“Apa ketakutan terbesarmu?” Tanya seorang ESFP, mereka pasti langsung jawab, “Orang benci aku.” Tapi masalah sebenarnya bukan penolakan itu sendiri—melainkan kecemasan bahwa mengatakan tidak akan membuat mereka membencimu. Sebagai seorang ESFP, aku sudah sering mengalami ini. Menghabiskan 30 menit gelisah memikirkan cara bilang ke teman, “Aku agak capek hari ini,” tapi akhirnya tetap ikut keluar dan menyesal kemudian. Aku sadar ini bukan hanya masalah “gak bisa bilang tidak” saat aku menemukan konsep “sensitivitas penolakan sosial” di buku psikologi.
Ketakutan ESFP Adalah Dibenci
Menurut teori MBTI, ESFP memiliki fungsi dominan Extraverted Sensing (Se) dan fungsi tambahan Introverted Feeling (Fi). Artinya mereka mengutamakan kesenangan saat ini dan harmoni dengan orang lain. Tapi kalau digali lebih dalam, ada kecemasan yang mengakar: “Bagaimana kalau seseorang yang kusayangi akhirnya membenciku?” Faktanya, sebuah studi tahun 2021 yang diterbitkan di Korean Journal of Psychology menemukan bahwa ESFP mendapat skor tertinggi kedua (setelah INFP) dalam ketakutan akan evaluasi negatif. Ini bukan hanya karena mereka “orang baik”—tapi karena identitas mereka sangat bergantung pada persetujuan orang lain.
Hancurkan Mitos bahwa Penolakan Berarti Kebencian
Tahun lalu, aku dengan sopan menolak ajakan makan siang rekan kerja dengan bilang, “Ada urusan pribadi,” dan dia hanya tersenyum bilang, “Santai, lain kali ya.” Saat itulah aku sadar: “kebencian” yang aku bayangkan sebagian besar adalah ketakutan yang berlebihan. Menurut penelitian Brené Brown, manusia merasa lebih bersalah saat menolak daripada saat ditolak, tapi lebih dari 80% kasus, orang lain tidak menganggap penolakan sebagai serangan pribadi. ESFP, kalian perlu tahu: penolakanmu tidak membuat mereka membencimu.
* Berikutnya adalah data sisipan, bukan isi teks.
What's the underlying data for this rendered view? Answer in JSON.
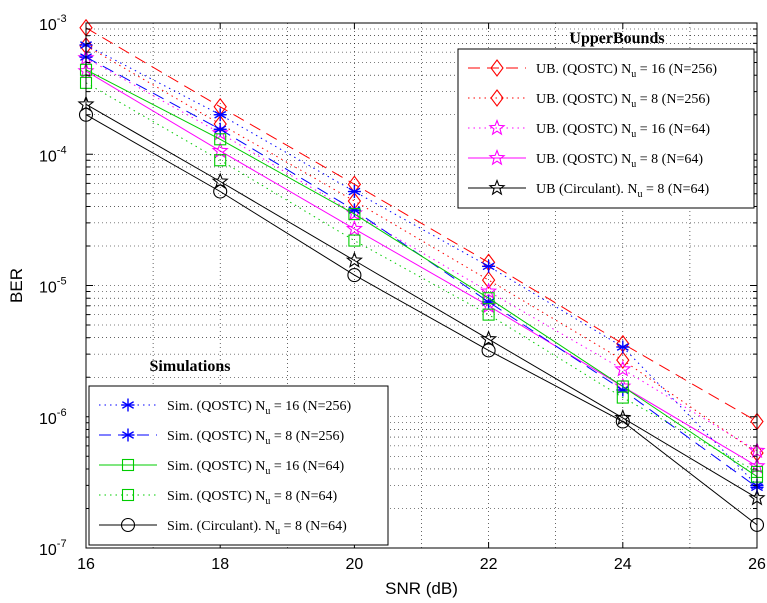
{
  "chart_data": {
    "type": "line",
    "xlabel": "SNR (dB)",
    "ylabel": "BER",
    "x": [
      16,
      18,
      20,
      22,
      24,
      26
    ],
    "xlim": [
      16,
      26
    ],
    "ylim": [
      1e-07,
      0.001
    ],
    "yscale": "log",
    "grid": true,
    "x_tick_labels": [
      "16",
      "18",
      "20",
      "22",
      "24",
      "26"
    ],
    "y_tick_labels": [
      {
        "base": "10",
        "exp": "-7",
        "value": 1e-07
      },
      {
        "base": "10",
        "exp": "-6",
        "value": 1e-06
      },
      {
        "base": "10",
        "exp": "-5",
        "value": 1e-05
      },
      {
        "base": "10",
        "exp": "-4",
        "value": 0.0001
      },
      {
        "base": "10",
        "exp": "-3",
        "value": 0.001
      }
    ],
    "legends": [
      {
        "title": "UpperBounds",
        "placement": "top-right",
        "entries": [
          {
            "name": "UB. (QOSTC) N",
            "sub": "u",
            "rest": " = 16 (N=256)",
            "series": 0
          },
          {
            "name": "UB. (QOSTC) N",
            "sub": "u",
            "rest": " = 8 (N=256)",
            "series": 1
          },
          {
            "name": "UB. (QOSTC) N",
            "sub": "u",
            "rest": " = 16 (N=64)",
            "series": 2
          },
          {
            "name": "UB. (QOSTC) N",
            "sub": "u",
            "rest": " = 8 (N=64)",
            "series": 3
          },
          {
            "name": "UB (Circulant). N",
            "sub": "u",
            "rest": " = 8 (N=64)",
            "series": 4
          }
        ]
      },
      {
        "title": "Simulations",
        "placement": "bottom-left",
        "entries": [
          {
            "name": "Sim. (QOSTC) N",
            "sub": "u",
            "rest": " = 16 (N=256)",
            "series": 5
          },
          {
            "name": "Sim. (QOSTC) N",
            "sub": "u",
            "rest": " = 8 (N=256)",
            "series": 6
          },
          {
            "name": "Sim. (QOSTC) N",
            "sub": "u",
            "rest": " = 16 (N=64)",
            "series": 7
          },
          {
            "name": "Sim. (QOSTC) N",
            "sub": "u",
            "rest": " = 8 (N=64)",
            "series": 8
          },
          {
            "name": "Sim. (Circulant). N",
            "sub": "u",
            "rest": " = 8 (N=64)",
            "series": 9
          }
        ]
      }
    ],
    "series": [
      {
        "name": "UB. (QOSTC) Nu = 16 (N=256)",
        "color": "#ff0000",
        "line": "dashed",
        "marker": "diamond",
        "values": [
          0.00092,
          0.00023,
          5.9e-05,
          1.5e-05,
          3.6e-06,
          9.2e-07
        ]
      },
      {
        "name": "UB. (QOSTC) Nu = 8 (N=256)",
        "color": "#ff0000",
        "line": "dotted",
        "marker": "diamond",
        "values": [
          0.00067,
          0.00017,
          4.4e-05,
          1.1e-05,
          2.7e-06,
          5.3e-07
        ]
      },
      {
        "name": "UB. (QOSTC) Nu = 16 (N=64)",
        "color": "#ff00ff",
        "line": "dotted",
        "marker": "star",
        "values": [
          0.00054,
          0.000145,
          3.55e-05,
          9e-06,
          2.3e-06,
          5.5e-07
        ]
      },
      {
        "name": "UB. (QOSTC) Nu = 8 (N=64)",
        "color": "#ff00ff",
        "line": "solid",
        "marker": "star",
        "values": [
          0.00043,
          0.000106,
          2.7e-05,
          7e-06,
          1.7e-06,
          4.2e-07
        ]
      },
      {
        "name": "UB (Circulant). Nu = 8 (N=64)",
        "color": "#000000",
        "line": "solid",
        "marker": "star",
        "values": [
          0.00024,
          6.2e-05,
          1.55e-05,
          3.9e-06,
          9.8e-07,
          2.4e-07
        ]
      },
      {
        "name": "Sim. (QOSTC) Nu = 16 (N=256)",
        "color": "#0000ff",
        "line": "dotted",
        "marker": "asterisk",
        "values": [
          0.00068,
          0.0002,
          5.2e-05,
          1.4e-05,
          3.4e-06,
          3e-07
        ]
      },
      {
        "name": "Sim. (QOSTC) Nu = 8 (N=256)",
        "color": "#0000ff",
        "line": "dashed",
        "marker": "asterisk",
        "values": [
          0.00055,
          0.000155,
          3.75e-05,
          7.5e-06,
          1.6e-06,
          2.9e-07
        ]
      },
      {
        "name": "Sim. (QOSTC) Nu = 16 (N=64)",
        "color": "#00cc00",
        "line": "solid",
        "marker": "square",
        "values": [
          0.00044,
          0.00013,
          3.5e-05,
          8e-06,
          1.7e-06,
          3.5e-07
        ]
      },
      {
        "name": "Sim. (QOSTC) Nu = 8 (N=64)",
        "color": "#00cc00",
        "line": "dotted",
        "marker": "square",
        "values": [
          0.00035,
          9e-05,
          2.2e-05,
          6e-06,
          1.4e-06,
          3.8e-07
        ]
      },
      {
        "name": "Sim. (Circulant). Nu = 8 (N=64)",
        "color": "#000000",
        "line": "solid",
        "marker": "circle",
        "values": [
          0.0002,
          5.2e-05,
          1.2e-05,
          3.2e-06,
          9.2e-07,
          1.5e-07
        ]
      }
    ]
  }
}
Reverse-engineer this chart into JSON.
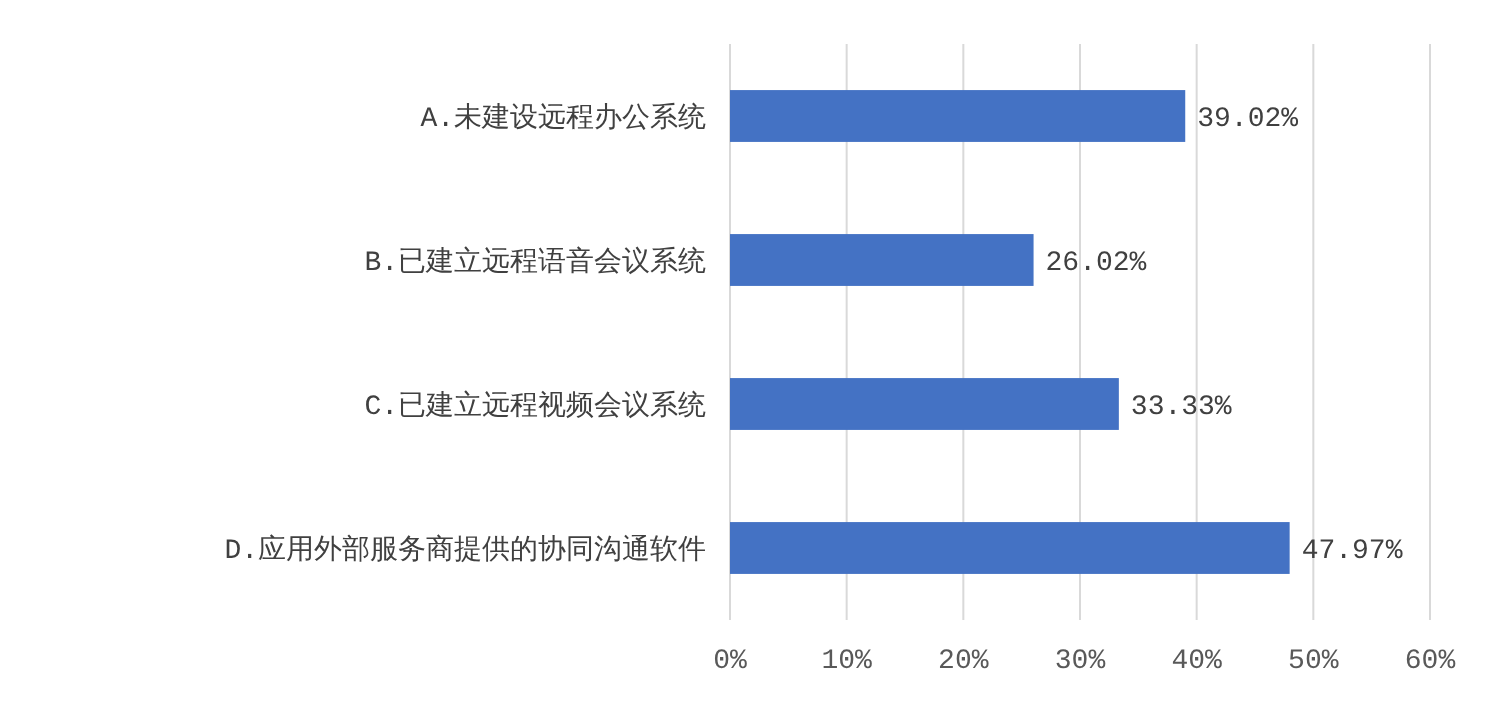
{
  "chart_data": {
    "type": "bar",
    "orientation": "horizontal",
    "categories": [
      "A.未建设远程办公系统",
      "B.已建立远程语音会议系统",
      "C.已建立远程视频会议系统",
      "D.应用外部服务商提供的协同沟通软件"
    ],
    "values": [
      39.02,
      26.02,
      33.33,
      47.97
    ],
    "value_labels": [
      "39.02%",
      "26.02%",
      "33.33%",
      "47.97%"
    ],
    "color": "#4472c4",
    "xlim": [
      0,
      60
    ],
    "xticks": [
      {
        "value": 0,
        "label": "0%"
      },
      {
        "value": 10,
        "label": "10%"
      },
      {
        "value": 20,
        "label": "20%"
      },
      {
        "value": 30,
        "label": "30%"
      },
      {
        "value": 40,
        "label": "40%"
      },
      {
        "value": 50,
        "label": "50%"
      },
      {
        "value": 60,
        "label": "60%"
      }
    ],
    "grid": "x"
  }
}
Tips Jitu: Pisahkan Kebencian dan Penolakan
Ini trik yang benar-benar aku pakai: “teknik pemisahan emosi.” Saat perlu bilang tidak, aku pertama-tama sadar bahwa ketakutanku adalah tentang mereka tidak menyukaiku, lalu aku ingatkan diri sendiri, “Penolakan ini tidak akan mengakhiri pertemanan kita.” Juga, saat menolak, berikan alasan singkat dan tawarkan alternatif. Contoh: “Aku agak capek hari ini, tapi gimana kalau minggu depan?” Ini mengalihkan fokus mereka dari penolakan ke rencana masa depan. Kalau kamu seorang ESFP, belajarlah menjaga kehangatanmu sambil melindungi dirimu. Penolakan bukan kebencian—itu adalah batasan yang sehat.